Wikipedia:What is significant coverage?
This is an explanatory essay about Wikipedia:Notability. This page provides additional information about concepts in the page(s) it supplements. This page is not one of Wikipedia's policies or guidelines as it has not been thoroughly vetted by the community. |
This page in a nutshell: Editors have differing interpretations about how much detail is required for a source to qualify as "significant coverage". |
"Significant coverage" is an important concept in Wikipedia's general notability guideline (GNG) and other notability guidelines. To contribute to a topic's notability, sources are required to provide significant coverage. This page covers how this concept is generally interpreted in practice.
Official definitions
[edit]GNG defines significant coverage as follows:
"Significant coverage" addresses the topic directly and in detail, so that no original research is needed to extract the content. Significant coverage is more than a trivial mention, but it does not need to be the main topic of the source material.

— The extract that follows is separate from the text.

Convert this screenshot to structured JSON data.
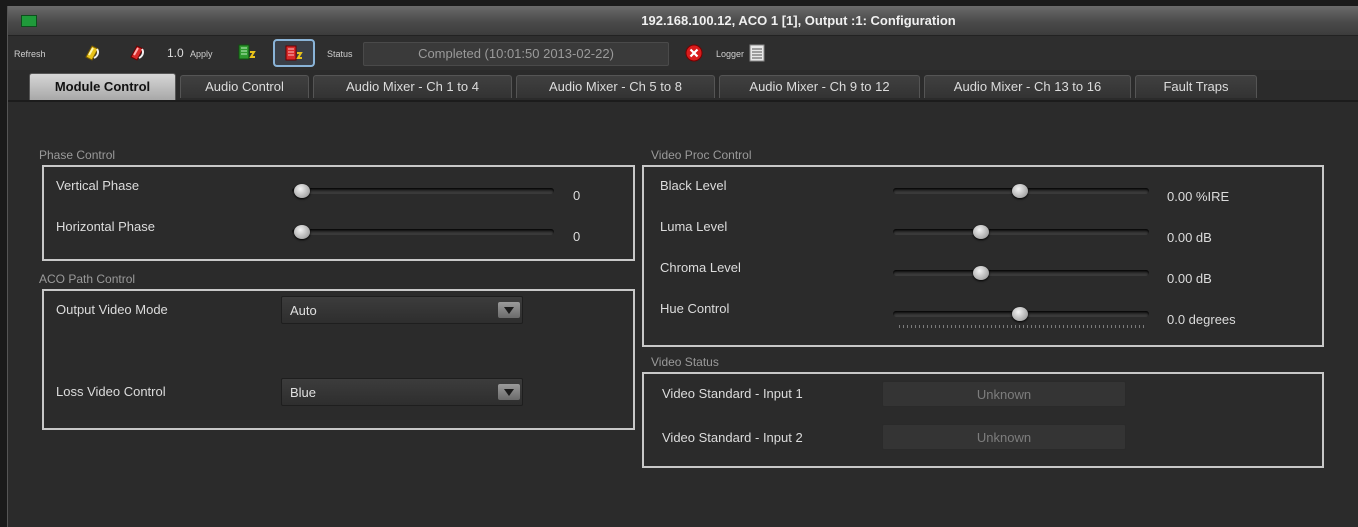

- The book-length history of IBM by Robert Sobel is plainly non-trivial coverage of IBM.
- Martin Walker's statement, in a newspaper article about Bill Clinton, that "In high school, he was part of a jazz band called Three Blind Mice" is plainly a trivial mention of that band.
Some other notability guidelines provide additional details. Particularly, the guideline for companies and organizations, typically viewed as a more restrictive version of GNG, has a section on significant coverage.
Unofficial interpretations
[edit]Wikipedia editors have widely differing interpretations about how much detail is required for a source to qualify as significant coverage, with deletionists tending to have higher standards than inclusionists. The essay Wikipedia:One hundred words argues that sources with at least 100 words of coverage of a topic generally count.